Nach 3 und 6 Monaten zeigte sich allerdings ein signifikanter Anstieg der artiellen Sauerstoffsättigung (SaO2) bei den Nichtrauchern. Bei den Rauchern war dieser Anstieg deutlich geringer. Der Hämoglobinwert lag bei Rauchern nach 3 und 6 Monaten signifikant höher als bei Nichtrauchern.

In einer multivariaten, logistischen Regression zeigten nur die Variablen SaO2 (< 85 %) sowie Rauchintensität und -dauer einen signifikanten Effekt auf das Ausmaß der Schwere der akuten Bergkrankheit.

Fazit: Die Autoren schließen aus den Ergebnissen der Studie, dass Rauchen das Risiko von akuter Bergkrankheit in einer Höhe von etwa 4500 m um etwa 20–24 % senkt.
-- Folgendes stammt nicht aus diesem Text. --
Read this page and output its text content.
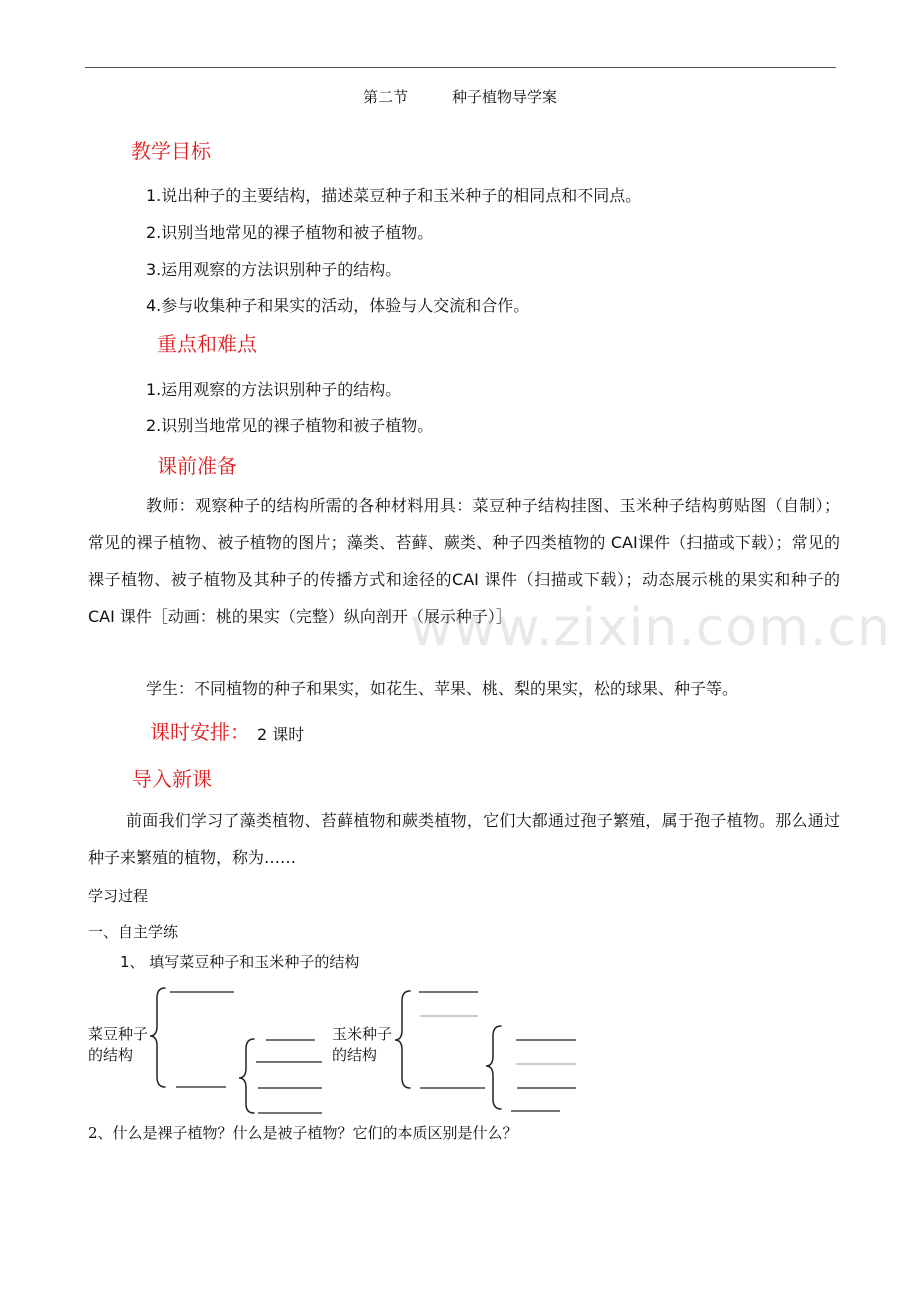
第二节	种子植物导学案
教学目标
1.说出种子的主要结构，描述菜豆种子和玉米种子的相同点和不同点。
2.识别当地常见的裸子植物和被子植物。
3.运用观察的方法识别种子的结构。
4.参与收集种子和果实的活动，体验与人交流和合作。
重点和难点
1.运用观察的方法识别种子的结构。
2.识别当地常见的裸子植物和被子植物。
课前准备
教师：观察种子的结构所需的各种材料用具：菜豆种子结构挂图、玉米种子结构剪贴图（自制）；常见的裸子植物、被子植物的图片；藻类、苔藓、蕨类、种子四类植物的 CAI课件（扫描或下载）；常见的裸子植物、被子植物及其种子的传播方式和途径的CAI 课件（扫描或下载）；动态展示桃的果实和种子的 CAI 课件［动画：桃的果实（完整）纵向剖开（展示种子）］
学生：不同植物的种子和果实，如花生、苹果、桃、梨的果实，松的球果、种子等。
课时安排： 2 课时
导入新课
前面我们学习了藻类植物、苔藓植物和蕨类植物，它们大都通过孢子繁殖，属于孢子植物。那么通过种子来繁殖的植物，称为……
学习过程
一、自主学练
1、 填写菜豆种子和玉米种子的结构
菜豆种子的结构
玉米种子的结构
2、什么是裸子植物？什么是被子植物？它们的本质区别是什么？
www.zixin.com.cn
Als Ursache diskutieren sie im ­Wesentlichen mögliche Veränderungen im endothelialen Stickstoffmonoxid(NO)-Stoffwechsel. Durch Verminderung der NO-Produktion sowie rascheren Abbau besteht möglicherweise ein gewisser Schutz vor Kopfschmerzentwicklung und gastrointestinalen Symptomen.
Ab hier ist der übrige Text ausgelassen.